Aujourd'hui nous allons parler d'un métier méconnu mais néanmoins ostentatoire : le métier de lanceur de café en brique.

 

Le métier de lanceur de café en brique est apparu au Moyen-Âge, dans la ville connue aujourd'hui sous le nom de Marseille mais qui s'appelait encore à l'époque de son nom de jeune fille, c'est-à-dire « Pustain-mais-vastoi-faire-enculer ».

Il faut savoir que le café en brique n'avait point encore été inventé, ce qui aux premiers temps rendait l'exécution de ce sémillant métier des plus difficiles.

 

Les pratiquants originels durent en effet rivaliser d'ingéniosité pour pallier l'absence de l'exécutable denrée : contrairement aux ressources matérielles, les idées, elles, ne venaient point à manquer.

On lançait du sable en brique, du charbon en brique, du pancréas de biche lyophilisé en brique, bref, tout ce qui, jeté d'un pont de quarante-deux mètres, acquiert diligemment une accélération de 9,81 m.s-² et est ainsi propre à concourir à l'évaporation du désespoir populaire.
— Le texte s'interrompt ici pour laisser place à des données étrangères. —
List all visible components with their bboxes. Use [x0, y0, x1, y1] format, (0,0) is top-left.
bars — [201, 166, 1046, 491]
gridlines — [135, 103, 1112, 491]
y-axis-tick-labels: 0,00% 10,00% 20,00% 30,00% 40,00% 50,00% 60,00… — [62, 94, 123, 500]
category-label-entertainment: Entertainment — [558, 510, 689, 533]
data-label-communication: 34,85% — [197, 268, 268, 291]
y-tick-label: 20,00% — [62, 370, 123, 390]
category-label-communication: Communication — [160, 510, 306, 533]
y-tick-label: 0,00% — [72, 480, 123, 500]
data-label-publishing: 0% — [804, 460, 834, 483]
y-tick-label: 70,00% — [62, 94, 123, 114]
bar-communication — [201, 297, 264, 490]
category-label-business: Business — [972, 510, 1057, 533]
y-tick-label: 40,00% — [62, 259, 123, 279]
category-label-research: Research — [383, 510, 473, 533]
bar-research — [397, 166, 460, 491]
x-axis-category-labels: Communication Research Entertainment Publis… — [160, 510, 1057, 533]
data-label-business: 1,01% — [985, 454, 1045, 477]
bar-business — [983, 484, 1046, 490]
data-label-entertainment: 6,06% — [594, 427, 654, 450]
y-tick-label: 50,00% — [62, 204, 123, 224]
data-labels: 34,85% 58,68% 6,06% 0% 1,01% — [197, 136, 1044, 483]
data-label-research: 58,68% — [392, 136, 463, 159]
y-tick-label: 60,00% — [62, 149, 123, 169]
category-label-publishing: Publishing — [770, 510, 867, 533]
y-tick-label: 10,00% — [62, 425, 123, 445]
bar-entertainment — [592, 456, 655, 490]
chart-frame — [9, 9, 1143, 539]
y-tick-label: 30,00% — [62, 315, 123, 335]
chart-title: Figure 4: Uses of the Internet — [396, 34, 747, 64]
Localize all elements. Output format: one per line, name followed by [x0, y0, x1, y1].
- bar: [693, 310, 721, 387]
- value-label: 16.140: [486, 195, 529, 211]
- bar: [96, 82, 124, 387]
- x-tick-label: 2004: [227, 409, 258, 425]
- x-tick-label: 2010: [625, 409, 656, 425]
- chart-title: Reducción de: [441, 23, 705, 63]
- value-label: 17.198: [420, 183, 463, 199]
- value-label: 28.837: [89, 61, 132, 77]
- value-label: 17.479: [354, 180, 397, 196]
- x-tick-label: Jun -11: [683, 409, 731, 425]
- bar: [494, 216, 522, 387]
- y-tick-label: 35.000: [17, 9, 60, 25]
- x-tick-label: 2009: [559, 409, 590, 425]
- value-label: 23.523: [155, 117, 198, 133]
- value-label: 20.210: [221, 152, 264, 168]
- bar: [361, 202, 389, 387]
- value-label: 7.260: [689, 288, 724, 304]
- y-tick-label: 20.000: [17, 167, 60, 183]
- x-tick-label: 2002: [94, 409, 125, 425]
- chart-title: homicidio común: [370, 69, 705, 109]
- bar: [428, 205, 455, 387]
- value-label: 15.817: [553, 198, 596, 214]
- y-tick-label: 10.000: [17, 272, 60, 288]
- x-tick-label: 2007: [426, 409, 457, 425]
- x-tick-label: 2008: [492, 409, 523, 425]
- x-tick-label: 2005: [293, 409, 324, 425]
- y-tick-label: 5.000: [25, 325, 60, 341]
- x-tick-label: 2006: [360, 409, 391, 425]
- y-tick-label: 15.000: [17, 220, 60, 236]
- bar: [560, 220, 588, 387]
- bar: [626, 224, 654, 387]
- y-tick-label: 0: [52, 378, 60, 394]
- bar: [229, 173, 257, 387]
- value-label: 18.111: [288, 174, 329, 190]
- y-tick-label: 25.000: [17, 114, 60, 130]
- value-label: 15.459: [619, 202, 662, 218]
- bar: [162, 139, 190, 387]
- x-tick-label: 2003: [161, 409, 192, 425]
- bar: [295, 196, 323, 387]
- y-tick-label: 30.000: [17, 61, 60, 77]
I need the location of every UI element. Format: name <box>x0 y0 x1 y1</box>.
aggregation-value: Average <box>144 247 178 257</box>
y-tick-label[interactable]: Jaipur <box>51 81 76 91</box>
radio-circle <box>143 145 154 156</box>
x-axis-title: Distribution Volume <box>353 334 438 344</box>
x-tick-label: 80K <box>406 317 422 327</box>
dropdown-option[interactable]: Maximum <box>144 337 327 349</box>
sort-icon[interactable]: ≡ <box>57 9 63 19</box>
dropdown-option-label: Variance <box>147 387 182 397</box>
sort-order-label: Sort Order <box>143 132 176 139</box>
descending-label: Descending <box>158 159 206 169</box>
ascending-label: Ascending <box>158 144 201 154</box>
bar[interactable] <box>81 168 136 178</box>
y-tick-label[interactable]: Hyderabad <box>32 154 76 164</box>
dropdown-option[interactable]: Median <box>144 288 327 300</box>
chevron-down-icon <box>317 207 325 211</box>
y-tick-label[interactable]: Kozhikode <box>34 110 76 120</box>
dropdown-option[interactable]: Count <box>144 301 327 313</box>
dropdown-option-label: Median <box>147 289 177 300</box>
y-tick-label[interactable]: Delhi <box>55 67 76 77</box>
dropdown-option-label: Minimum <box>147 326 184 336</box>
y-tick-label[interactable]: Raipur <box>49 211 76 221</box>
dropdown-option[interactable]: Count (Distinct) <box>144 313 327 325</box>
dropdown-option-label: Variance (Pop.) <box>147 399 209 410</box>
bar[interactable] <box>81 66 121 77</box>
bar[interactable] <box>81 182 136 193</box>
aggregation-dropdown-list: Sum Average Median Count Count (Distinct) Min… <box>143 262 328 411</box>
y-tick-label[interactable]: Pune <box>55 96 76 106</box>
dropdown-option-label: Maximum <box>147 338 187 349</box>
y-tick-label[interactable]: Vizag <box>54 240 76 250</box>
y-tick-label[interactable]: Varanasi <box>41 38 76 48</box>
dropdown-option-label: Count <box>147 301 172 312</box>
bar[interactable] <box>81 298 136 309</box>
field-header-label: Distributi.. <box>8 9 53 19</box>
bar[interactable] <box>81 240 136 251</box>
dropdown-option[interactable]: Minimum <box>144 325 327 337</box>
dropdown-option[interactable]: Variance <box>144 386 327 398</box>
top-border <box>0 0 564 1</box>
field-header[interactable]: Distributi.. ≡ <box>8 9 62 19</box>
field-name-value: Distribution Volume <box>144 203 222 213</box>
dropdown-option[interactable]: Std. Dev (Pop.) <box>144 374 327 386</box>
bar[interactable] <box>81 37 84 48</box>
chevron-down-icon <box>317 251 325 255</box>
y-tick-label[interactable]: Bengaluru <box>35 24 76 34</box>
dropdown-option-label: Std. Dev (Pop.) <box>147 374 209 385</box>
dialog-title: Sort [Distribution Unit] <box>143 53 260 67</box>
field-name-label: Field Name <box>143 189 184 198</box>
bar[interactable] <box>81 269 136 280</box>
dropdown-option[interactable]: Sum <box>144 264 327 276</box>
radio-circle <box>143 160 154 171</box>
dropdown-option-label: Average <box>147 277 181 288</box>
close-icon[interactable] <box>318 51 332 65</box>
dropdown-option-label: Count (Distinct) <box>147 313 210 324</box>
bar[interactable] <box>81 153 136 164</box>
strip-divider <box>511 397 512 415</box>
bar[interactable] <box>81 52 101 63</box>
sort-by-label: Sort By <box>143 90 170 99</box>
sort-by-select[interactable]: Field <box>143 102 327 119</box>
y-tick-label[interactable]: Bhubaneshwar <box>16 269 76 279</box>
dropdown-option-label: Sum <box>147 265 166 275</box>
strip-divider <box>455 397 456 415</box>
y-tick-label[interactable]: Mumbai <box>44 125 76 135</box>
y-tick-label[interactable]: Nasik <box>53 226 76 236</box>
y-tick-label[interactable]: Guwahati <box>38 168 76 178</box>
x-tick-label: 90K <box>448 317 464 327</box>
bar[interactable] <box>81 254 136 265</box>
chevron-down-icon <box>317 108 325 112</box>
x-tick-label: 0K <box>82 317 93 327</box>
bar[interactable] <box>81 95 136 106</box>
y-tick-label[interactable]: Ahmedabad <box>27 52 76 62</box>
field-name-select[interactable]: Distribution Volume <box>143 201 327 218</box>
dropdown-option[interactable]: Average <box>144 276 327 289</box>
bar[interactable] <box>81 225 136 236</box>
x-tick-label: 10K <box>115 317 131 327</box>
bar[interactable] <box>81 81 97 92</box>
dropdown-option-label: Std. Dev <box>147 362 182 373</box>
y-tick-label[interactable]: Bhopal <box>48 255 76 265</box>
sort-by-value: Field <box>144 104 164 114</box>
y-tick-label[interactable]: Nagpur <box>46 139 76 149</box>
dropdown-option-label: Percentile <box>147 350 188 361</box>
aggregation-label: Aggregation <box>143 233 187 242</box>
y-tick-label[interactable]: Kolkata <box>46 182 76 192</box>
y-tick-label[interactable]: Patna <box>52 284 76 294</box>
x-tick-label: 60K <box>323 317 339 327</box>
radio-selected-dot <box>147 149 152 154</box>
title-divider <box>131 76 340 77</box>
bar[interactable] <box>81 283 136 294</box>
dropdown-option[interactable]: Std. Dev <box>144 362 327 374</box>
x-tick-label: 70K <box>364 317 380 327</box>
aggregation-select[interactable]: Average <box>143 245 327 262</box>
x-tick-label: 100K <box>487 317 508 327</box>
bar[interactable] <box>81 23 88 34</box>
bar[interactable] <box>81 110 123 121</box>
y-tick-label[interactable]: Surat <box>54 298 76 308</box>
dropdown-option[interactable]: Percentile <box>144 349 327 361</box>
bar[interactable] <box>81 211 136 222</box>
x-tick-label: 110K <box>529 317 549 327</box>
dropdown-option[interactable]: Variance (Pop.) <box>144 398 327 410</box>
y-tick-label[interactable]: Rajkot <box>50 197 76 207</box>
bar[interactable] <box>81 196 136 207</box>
Car, oui, le lançage de café en brique donne de l'espoir, c'est là son moindre défaut, et avant tout sa fonction première, comme nous le prouve l'extrait de ce manuscrit médiéval trouvé non lors de fouilles archéologiques mais tout à fait par inadvertance lors du creusement du parking du Mammouth d'Auvers-sur-Oise, rendu mondialement célèbre par ses fameuses promotions sur les portions de 150 grammes de chou farci, mais ceci est une autre histoire :

« Soudain qu'apparut Pinocchio, défoncé à l'éther comme d'habitude. Il dit un truc super important peut-être mais personne ne comprit rien alors tant pis. "Ah bon" répondit François Ier qui passait par là. Nos deux héros continuèrent donc leur navigation sur l'Everest et arrivèrent bientôt en Argentine. Mais comme nous sommes au Moyen-Âge l'Amérique point encore découverte de être ne pas ! Donc ils retournèrent sur leurs pas, c'est a dire vers Calcutta. Ils achetèrent 200 kilos de café en brique et les jetèrent sur la tête des gens, du haut d'un pont. Nos deux amis étaient désespérés ! Ils ne savaient plus que faire. Soudain René dit :
"Et si nous inventions la berline de luxe ?" Jean-François hurla "RIDICULE ! ABSURDE ! Inventons plutôt la brouette." Puis René répliqua "Stupidois ! Cela existions de déjà ! Inventons plutôt un Elvis Presley gonflable qui clignote dans le noir !" Puis Jean-François lui lança une brique dans la tête et ils tombèrent ainsi d'accord : ils créèrent en forgeant et en potionnant, un trousseau de clés pour ouvrir la porte du château fort où était retenue prisonnière Miraballe, la princesse de France-Beau-bien. Le Père Noël apparut devant nos deux héros et leur dit : "Bravissimo ! Vous avates trouver l'objet de la quête périlleuse ! Z'avates plus qu'a aller dans le château et sauvates la gonzesse". Avec une démarche rappelant un mec qui descend les escaliers avec un zouki dans le cul, le Père Noël s'en alla. René et Jean François avaient enfin une mission a accomplir ! Mais... »

 

Cette découverte apporte un éclairage inespéré sur les tenants et aboutissants de ce métier hélas aujourd'hui disparu, on se demande bien pourquoi.

Mais pas la peine de chercher bien loin, comme d'habitude, c'est la perfide Albion qui, avec l'invention du thé en brique et la concurrence effroyable qui s'en suivit, lui coupa l'herbe sous le pied.

 

Décidément, ces anglais, ils auront un jour bien des comptes à nous rendre.